WHAT EXTERNAL POWERS ARE INTERESTED IN SUDAN?
Arab Gulf countries have looked to the Horn of Africa in recent years as they have sought to project power across the region.
The United Arab Emirates, a rising military power that has expanded its presence across the Middle East and East Africa, has close ties to the Rapid Support Forces, which sent thousands of fighters to aid the UAE and Saudi Arabia in their war against Iran-backed Houthi rebels in Yemen.
Russia, meanwhile, has long harbored plans to build a naval base capable of hosting up to 300 troops and four ships in Port Sudan, on a crucial Red Sea trading route for energy shipments to Europe.
The Wagner Group, a Russian mercenary outfit with close ties to the Kremlin, has made inroads across Africa in recent years and has been operating in Sudan since 2017. The United State and the European Union have imposed sanctions on two Wagner-linked gold mining firms in Sudan accused of smuggling.
WHAT ROLE DO WESTERN COUNTRIES PLAY?
Sudan became an international pariah when it hosted Osama bin Laden and other militants in the 1990s, when al-Bashir had empowered a hard-line Islamist government.
Its isolation deepened over the conflict in the western Darfur region in the 2000s, when Sudanese forces and the Janjaweed were accused of carrying out atrocities while suppressing a local rebellion. The International Criminal Court eventually charged al-Bashir with genocide.

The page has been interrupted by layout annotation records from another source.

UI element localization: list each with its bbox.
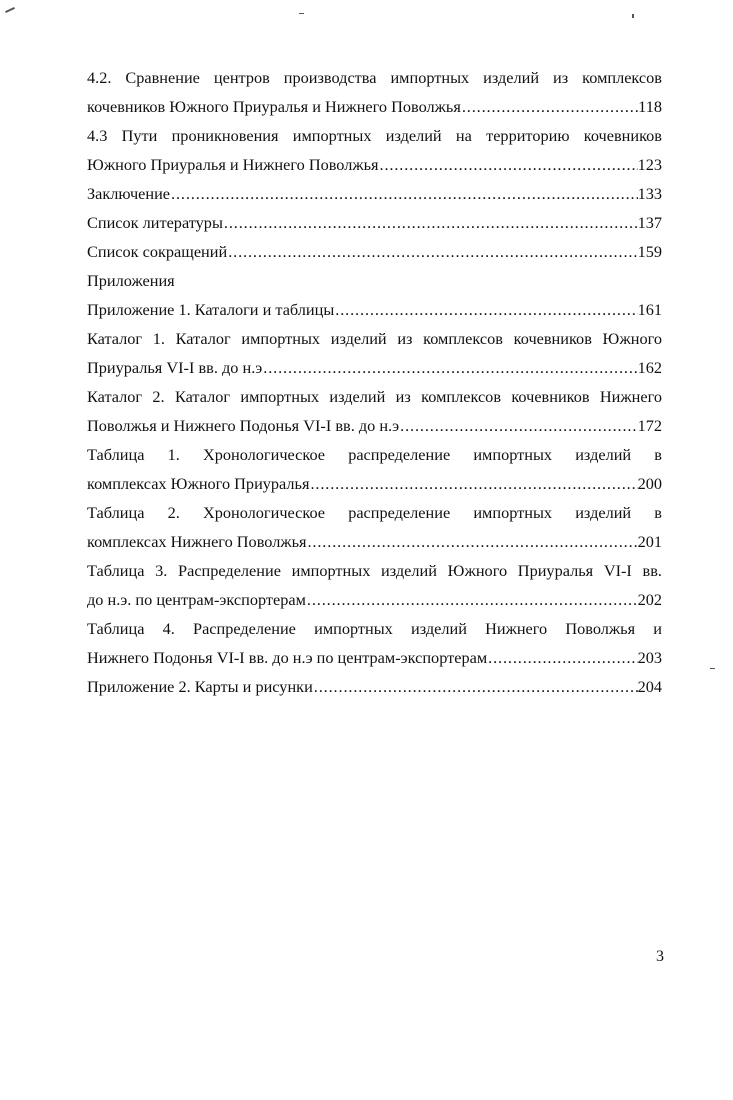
table-of-contents	[87, 63, 662, 701]
toc-entry-line: Приложение 2. Карты и рисунки . . . 204	[87, 672, 662, 701]
page-ref: 162	[637, 358, 662, 377]
toc-entry-line: комплексах Нижнего Поволжья . . . 201	[87, 527, 662, 556]
toc-entry-line: 4.3 Пути проникновения импортных изделий на территорию кочевников	[87, 126, 662, 145]
toc-entry-line: Список литературы . . . 137	[87, 208, 662, 237]
scan-mark	[299, 13, 304, 14]
page-ref: 133	[637, 184, 662, 203]
toc-entry-line: Таблица 3. Распределение импортных изделий Южного Приуралья VI-I вв.	[87, 561, 662, 580]
leader-dots	[334, 295, 637, 324]
toc-entry-line: 4.2. Сравнение центров производства импортных изделий из комплексов	[87, 68, 662, 87]
page-ref: 123	[637, 155, 662, 174]
leader-dots	[379, 150, 638, 179]
toc-entry-line: Приложения	[87, 271, 175, 290]
toc-entry-line: кочевников Южного Приуралья и Нижнего Поволжья . . . 118	[87, 92, 662, 121]
leader-dots	[306, 527, 637, 556]
page-ref: 137	[637, 213, 662, 232]
page-ref: 159	[637, 242, 662, 261]
page-number: 3	[656, 948, 664, 965]
toc-entry-line: Приуралья VI-I вв. до н.э . . . 162	[87, 353, 662, 382]
leader-dots	[223, 208, 638, 237]
page-ref: 201	[637, 532, 662, 551]
toc-entry-line: Заключение . . . 133	[87, 179, 662, 208]
toc-entry-line: Приложение 1. Каталоги и таблицы . . . 161	[87, 295, 662, 324]
page-ref: 204	[637, 677, 662, 696]
leader-dots	[262, 353, 637, 382]
page-ref: 161	[637, 300, 662, 319]
page-ref: 200	[637, 474, 662, 493]
leader-dots	[313, 672, 638, 701]
toc-entry-line: Нижнего Подонья VI-I вв. до н.э по центрам-экспортерам . . . 203	[87, 643, 662, 672]
leader-dots	[461, 92, 638, 121]
toc-entry-line: Каталог 2. Каталог импортных изделий из комплексов кочевников Нижнего	[87, 387, 662, 406]
toc-entry-line: до н.э. по центрам-экспортерам . . . 202	[87, 585, 662, 614]
page-ref: 203	[637, 648, 662, 667]
toc-entry-line: Таблица 1. Хронологическое распределение импортных изделий в	[87, 445, 662, 464]
toc-entry-line: комплексах Южного Приуралья . . . 200	[87, 469, 662, 498]
leader-dots	[399, 411, 637, 440]
toc-entry-line: Список сокращений . . . 159	[87, 237, 662, 266]
leader-dots	[227, 237, 637, 266]
toc-entry-line: Южного Приуралья и Нижнего Поволжья . . . 123	[87, 150, 662, 179]
leader-dots	[309, 469, 637, 498]
toc-entry-line: Поволжья и Нижнего Подонья VI-I вв. до н.э . . . 172	[87, 411, 662, 440]
leader-dots	[487, 643, 637, 672]
scan-mark	[710, 668, 715, 669]
toc-entry-line: Таблица 2. Хронологическое распределение импортных изделий в	[87, 503, 662, 522]
page-ref: 172	[637, 416, 662, 435]
scan-mark	[632, 14, 634, 18]
leader-dots	[170, 179, 638, 208]
toc-entry-line: Таблица 4. Распределение импортных изделий Нижнего Поволжья и	[87, 619, 662, 638]
page-ref: 202	[637, 590, 662, 609]
toc-entry-line: Каталог 1. Каталог импортных изделий из комплексов кочевников Южного	[87, 329, 662, 348]
leader-dots	[306, 585, 638, 614]
scan-mark	[5, 7, 15, 13]
page-ref: 118	[638, 97, 662, 116]
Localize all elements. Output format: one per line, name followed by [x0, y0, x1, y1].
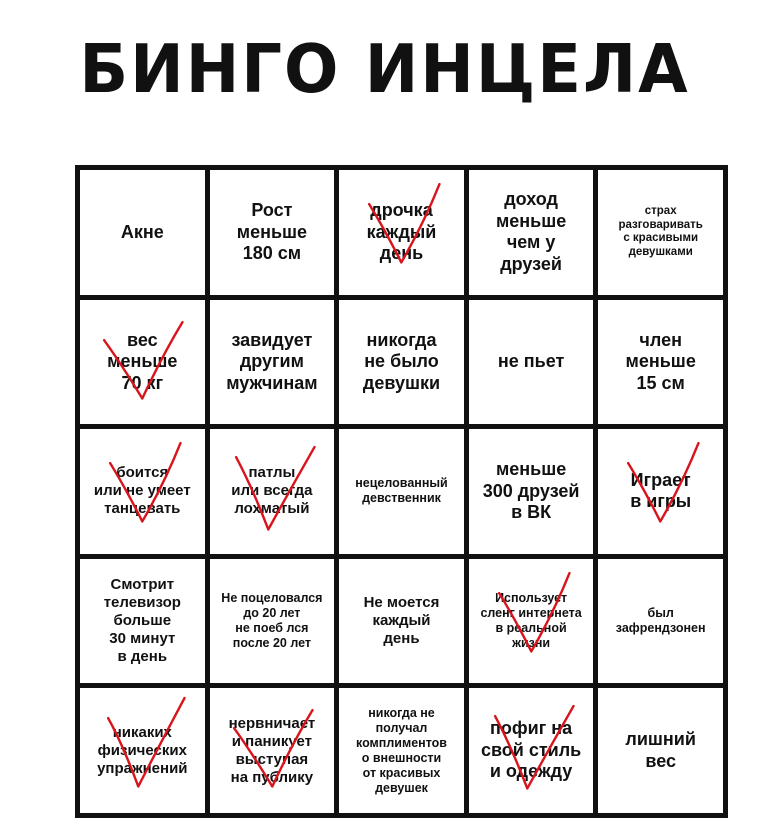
bingo-cell[interactable] [339, 170, 464, 295]
bingo-cell-label: не пьет [497, 351, 565, 372]
bingo-cell-label: Не поцеловался до 20 лет не поеб лся после 20 лет [221, 591, 323, 651]
bingo-cell[interactable] [210, 688, 335, 813]
bingo-cell-label: лишний вес [625, 729, 696, 771]
bingo-cell-label: Играет в игры [630, 469, 692, 512]
bingo-cell-label: вес меньше 70 кг [107, 329, 178, 393]
bingo-cell-label: никогда не было девушки [362, 329, 441, 393]
bingo-cell[interactable] [469, 559, 594, 684]
bingo-cell[interactable] [598, 688, 723, 813]
bingo-cell[interactable] [598, 170, 723, 295]
bingo-cell[interactable] [80, 300, 205, 425]
bingo-cell[interactable] [210, 429, 335, 554]
bingo-cell-label: боится или не умеет танцевать [93, 464, 191, 518]
bingo-cell[interactable] [469, 300, 594, 425]
page-title: БИНГО ИНЦЕЛА [79, 31, 690, 109]
bingo-cell-label: патлы или всегда лохматый [231, 464, 313, 518]
bingo-cell[interactable] [210, 300, 335, 425]
bingo-cell-label: страх разговаривать с красивыми девушками [618, 204, 703, 259]
bingo-cell-label: нервничает и паникует выступая на публику [228, 714, 316, 786]
bingo-cell[interactable] [339, 688, 464, 813]
bingo-cell-label: член меньше 15 см [625, 329, 696, 393]
bingo-board [75, 165, 728, 818]
bingo-cell-label: никаких физических упражнений [97, 723, 188, 777]
bingo-cell[interactable] [80, 688, 205, 813]
bingo-cell[interactable] [598, 300, 723, 425]
bingo-cell-label: Рост меньше 180 см [236, 199, 308, 264]
bingo-cell-label: Использует сленг интернета в реальной жизни [480, 591, 582, 651]
bingo-cell[interactable] [598, 559, 723, 684]
bingo-cell[interactable] [339, 559, 464, 684]
bingo-cell[interactable] [469, 688, 594, 813]
bingo-cell-label: Акне [120, 221, 164, 242]
bingo-cell[interactable] [80, 429, 205, 554]
bingo-cell[interactable] [80, 559, 205, 684]
bingo-cell-label: никогда не получал комплиментов о внешности от красивых девушек [355, 705, 447, 795]
bingo-cell[interactable] [210, 170, 335, 295]
bingo-cell[interactable] [339, 429, 464, 554]
bingo-cell-label: Не моется каждый день [363, 594, 440, 648]
bingo-cell-label: нецелованный девственник [355, 476, 448, 506]
bingo-cell-label: был зафрендзонен [615, 606, 706, 636]
bingo-cell-label: дрочка каждый день [366, 199, 437, 264]
bingo-cell[interactable] [469, 429, 594, 554]
bingo-cell[interactable] [210, 559, 335, 684]
bingo-cell[interactable] [80, 170, 205, 295]
bingo-cell-label: Смотрит телевизор больше 30 минут в день [103, 576, 181, 666]
bingo-cell-label: доход меньше чем у друзей [495, 189, 567, 274]
bingo-cell-label: пофиг на свой стиль и одежду [480, 718, 582, 782]
bingo-cell[interactable] [339, 300, 464, 425]
bingo-cell-label: завидует другим мужчинам [226, 329, 318, 393]
bingo-cell-label: меньше 300 друзей в ВК [482, 459, 580, 523]
bingo-cell[interactable] [598, 429, 723, 554]
bingo-cell[interactable] [469, 170, 594, 295]
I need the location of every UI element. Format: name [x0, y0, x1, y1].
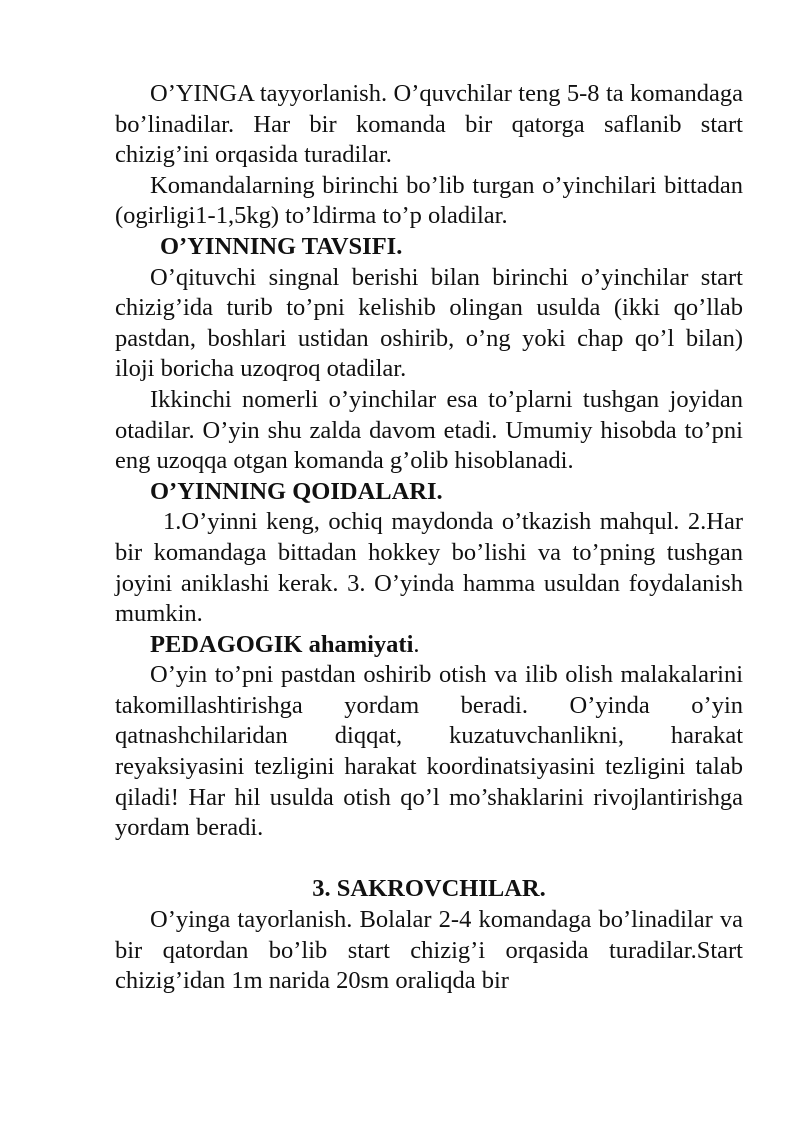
heading-pedagogic-value	[115, 630, 743, 661]
blank-line	[115, 844, 743, 875]
paragraph-pedagogic-value: O’yin to’pni pastdan oshirib otish va ilib olish malakalarini takomillashtirishga yordam beradi. O’yinda o’yin qatnashchilaridan diqqat, kuzatuvchanlikni, harakat reyaksiyasini tezligini harakat koordinatsiyasini tezligini talab qiladi! Har hil usulda otish qo’l mo’shaklarini rivojlantirishga yordam beradi.	[115, 661, 743, 842]
heading-game-rules: O’YINNING QOIDALARI.	[150, 477, 443, 505]
section-title: 3. SAKROVCHILAR.	[312, 875, 546, 903]
paragraph-ball-distribution: Komandalarning birinchi bo’lib turgan o’yinchilari bittadan (ogirligi1-1,5kg) to’ldirma to’p oladilar.	[115, 171, 743, 230]
document-page	[115, 79, 743, 997]
paragraph-second-players: Ikkinchi nomerli o’yinchilar esa to’plarni tushgan joyidan otadilar. O’yin shu zalda davom etadi. Umumiy hisobda to’pni eng uzoqqa otgan komanda g’olib hisoblanadi.	[115, 385, 743, 475]
paragraph-game-rules: 1.O’yinni keng, ochiq maydonda o’tkazish mahqul. 2.Har bir komandaga bittadan hokkey bo’lishi va to’pning tushgan joyini aniklashi kerak. 3. O’yinda hamma usuldan foydalanish mumkin.	[115, 508, 743, 628]
paragraph-jumpers-preparation: O’yinga tayorlanish. Bolalar 2-4 komandaga bo’linadilar va bir qatordan bo’lib start chizig’i orqasida turadilar.Start chizig’idan 1m narida 20sm oraliqda bir	[115, 906, 743, 995]
heading-game-description: O’YINNING TAVSIFI.	[160, 232, 403, 260]
paragraph-game-description: O’qituvchi singnal berishi bilan birinchi o’yinchilar start chizig’ida turib to’pni kelishib olingan usulda (ikki qo’llab pastdan, boshlari ustidan oshirib, o’ng yoki chap qo’l bilan) iloji boricha uzoqroq otadilar.	[115, 263, 743, 383]
paragraph-preparation: O’YINGA tayyorlanish. O’quvchilar teng 5-8 ta komandaga bo’linadilar. Har bir komanda bir qatorga saflanib start chizig’ini orqasida turadilar.	[115, 80, 743, 169]
heading-pedagogic-value-period: .	[413, 630, 420, 658]
heading-pedagogic-value-text: PEDAGOGIK ahamiyati	[150, 630, 414, 658]
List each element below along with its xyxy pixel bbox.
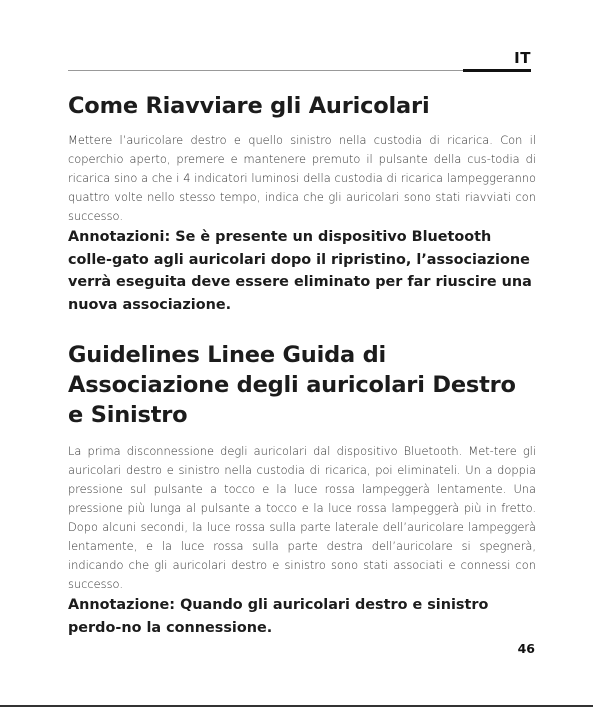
section-body-pairing: La prima disconnessione degli auricolari dal dispositivo Bluetooth. Met-tere gli auricolari destro e sinistro nella custodia di ricarica, poi eliminateli. Un a doppia pressione sul pulsante a tocco e la luce rossa lampeggerà lentamente. Una pressione più lunga al pulsante a tocco e la luce rossa lampeggerà più in fretto. Dopo alcuni secondi, la luce rossa sulla parte laterale dell’auricolare lampeggerà lentamente, e la luce rossa sulla parte destra dell’auricolare si spegnerà, indicando che gli auricolari destro e sinistro sono stati associati e connessi con successo. (68, 444, 536, 591)
section-title-pairing: Guidelines Linee Guida di Associazione degli auricolari Destro e Sinistro (68, 342, 516, 428)
page-content (68, 91, 536, 639)
section-body-restart: Mettere l’auricolare destro e quello sinistro nella custodia di ricarica. Con il coperchio aperto, premere e mantenere premuto il pulsante della cus-todia di ricarica sino a che i 4 indicatori luminosi della custodia di ricarica lampeggeranno quattro volte nello stesso tempo, indica che gli auricolari sono stati riavviati con successo. (68, 133, 536, 223)
section-title-restart: Come Riavviare gli Auricolari (68, 93, 430, 119)
header-rule-accent (463, 69, 531, 72)
language-tag: IT (514, 49, 531, 67)
page-number: 46 (517, 641, 535, 656)
section-note-restart: Annotazioni: Se è presente un dispositivo Bluetooth colle-gato agli auricolari dopo il ripristino, l’associazione verrà eseguita deve essere eliminato per far riuscire una nuova associazione. (68, 229, 532, 313)
section-note-pairing: Annotazione: Quando gli auricolari destro e sinistro perdo-no la connessione. (68, 597, 489, 636)
header-rule (68, 70, 463, 71)
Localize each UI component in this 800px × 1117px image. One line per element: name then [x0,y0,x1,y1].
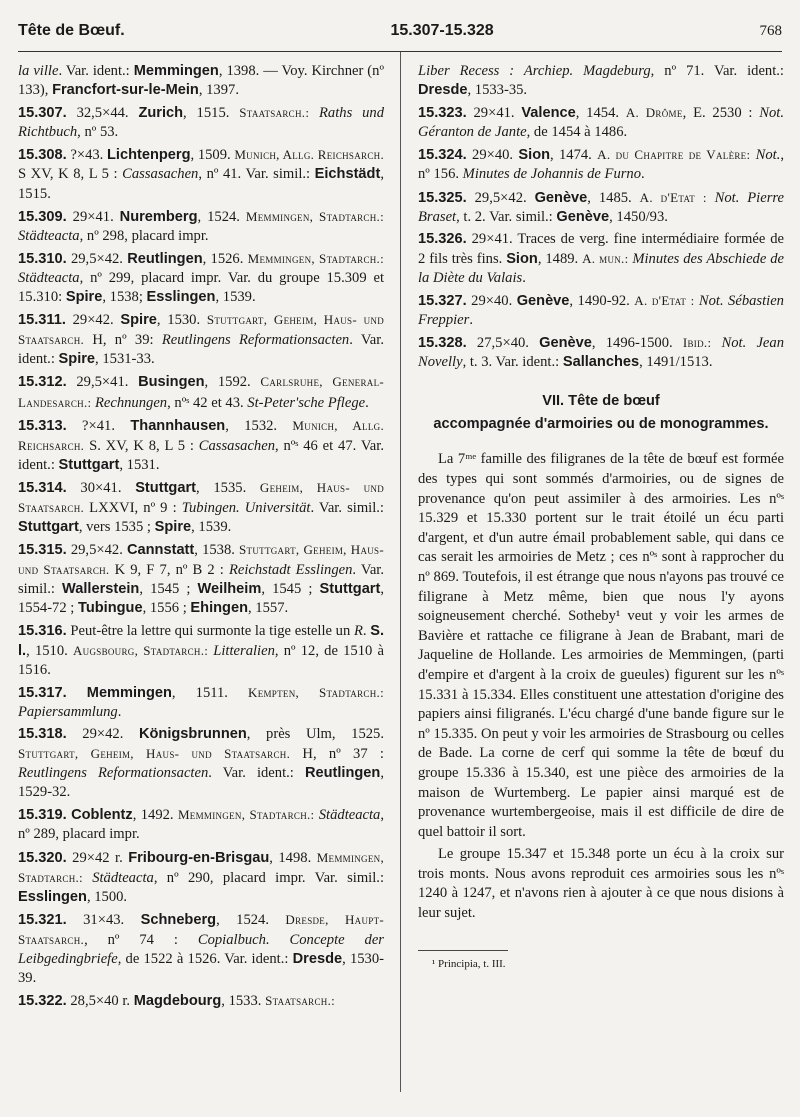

The U.S. removed Sudan from its list of state sponsors of terrorism after the government in Khartoum agreed to forge ties with Israel in 2020.
But billions of dollars in loans and aid were put on hold after the 2021 military coup. That, along with the war in Ukraine and global inflation, sent the economy into free-fall.
CAN EXTERNAL POWERS DO ANYTHING TO STOP THE FIGHTING?
Sudan’s economic woes would seem to provide an opening for Western nations to use economic sanctions to pressure both sides to stand down.
But in Sudan, as in other resource-rich African nations, armed groups have long enriched themselves through the shadowy trade in rare minerals and other natural resources.
Dagalo, a one-time camel herder from Darfur, has vast livestock holdings and gold mining operations. He’s also believed to have been well-paid by Gulf countries for the RSF’s service in Yemen battling Iran-aligned rebels.
The military controls much of the economy, and can also count on businessmen in Khartoum and along the banks of the Nile who grew rich during al-Bashir’s long rule and who view the RSF as crude warriors from the hinterlands.
“Control over political funds will be no less decisive than the battlefield,” De Waal said. “(The military) will want to take control of gold mines and smuggling routes. The RSF will want to interrupt major transport arteries including the road from Port Sudan to Khartoum.”
Meanwhile, the sheer number of would-be mediators — including the U.S., the U.N., the European Union, Egypt, Gulf countries, the African Union and the eight-nation eastern Africa bloc known as IGAD — could render any peace efforts more complicated than the war itself.
“The external mediators risk becoming a traffic jam with no policeman," De Waal said.